Dr. Elaine Seaver has New Paper in Developmental Biology

Dr. Elaine Seaver has New Paper in Developmental Biology

Published: Friday, September 27, 2019

Animals use their eyes to detect light. How do eyes develop? Are there similarities in how eyes develop in different animals?  The Seaver lab recently published a paper investigating for the first time the role of a gene called pax6 in eye development in the marine worm Capitella teleta. They showed that the pax6 gene is expressed in the developing larval eye of Capitella.

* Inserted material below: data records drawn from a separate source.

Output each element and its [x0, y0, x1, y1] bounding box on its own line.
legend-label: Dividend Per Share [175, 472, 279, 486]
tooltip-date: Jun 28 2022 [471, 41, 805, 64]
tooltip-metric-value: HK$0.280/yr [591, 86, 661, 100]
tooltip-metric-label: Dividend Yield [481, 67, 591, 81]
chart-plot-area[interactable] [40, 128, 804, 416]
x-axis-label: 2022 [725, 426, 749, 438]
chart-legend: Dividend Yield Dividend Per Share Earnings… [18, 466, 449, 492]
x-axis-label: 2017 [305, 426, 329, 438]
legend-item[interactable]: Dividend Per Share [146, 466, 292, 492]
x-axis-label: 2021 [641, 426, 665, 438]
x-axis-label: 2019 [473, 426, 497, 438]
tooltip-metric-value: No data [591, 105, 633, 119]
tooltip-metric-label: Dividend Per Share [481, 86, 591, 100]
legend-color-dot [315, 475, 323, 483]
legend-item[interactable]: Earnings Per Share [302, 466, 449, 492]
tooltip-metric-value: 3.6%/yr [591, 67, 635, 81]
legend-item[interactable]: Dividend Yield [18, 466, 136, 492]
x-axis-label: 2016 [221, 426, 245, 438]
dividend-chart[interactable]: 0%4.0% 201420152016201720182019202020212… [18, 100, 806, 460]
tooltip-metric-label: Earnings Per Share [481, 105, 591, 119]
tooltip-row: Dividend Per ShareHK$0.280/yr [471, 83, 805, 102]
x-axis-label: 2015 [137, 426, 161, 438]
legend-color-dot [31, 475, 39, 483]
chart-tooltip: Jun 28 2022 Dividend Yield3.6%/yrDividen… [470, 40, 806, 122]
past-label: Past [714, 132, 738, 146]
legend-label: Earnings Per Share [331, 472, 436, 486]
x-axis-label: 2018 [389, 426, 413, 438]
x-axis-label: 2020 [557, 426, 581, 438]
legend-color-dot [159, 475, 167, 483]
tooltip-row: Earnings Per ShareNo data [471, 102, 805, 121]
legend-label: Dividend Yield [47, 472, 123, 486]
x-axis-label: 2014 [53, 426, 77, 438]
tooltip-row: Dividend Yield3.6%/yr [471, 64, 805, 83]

When Dr. Marleen Klann, the lead author on the study, interfered with the function of the pax6 gene, MOST of the resulting larvae lacked eyes. These larvae also showed abnormalities in their nervous system. The results from this study demonstrate a role for the pax6 gene in Capitella eye development which is consistent with a role for this gene in eye development across many animals with very diverse eye types, including human BEINGS. The results from this paper are also important because the technique used to interfere with the function of the pax6 gene was pioneered in Capitella for this study, and involves the use of short oligonucleotides called morpholinos, which interfere with either translation of a messenger RNA into a protein or in splicing of introns to produce a mature mRNA. This technique can now be applied to study the function of any gene in Capitella.

Full Paper

Photo: The image shows a Capitella teleta larva. The eyes are visible by their rust-colored pigment. Anterior is to the left.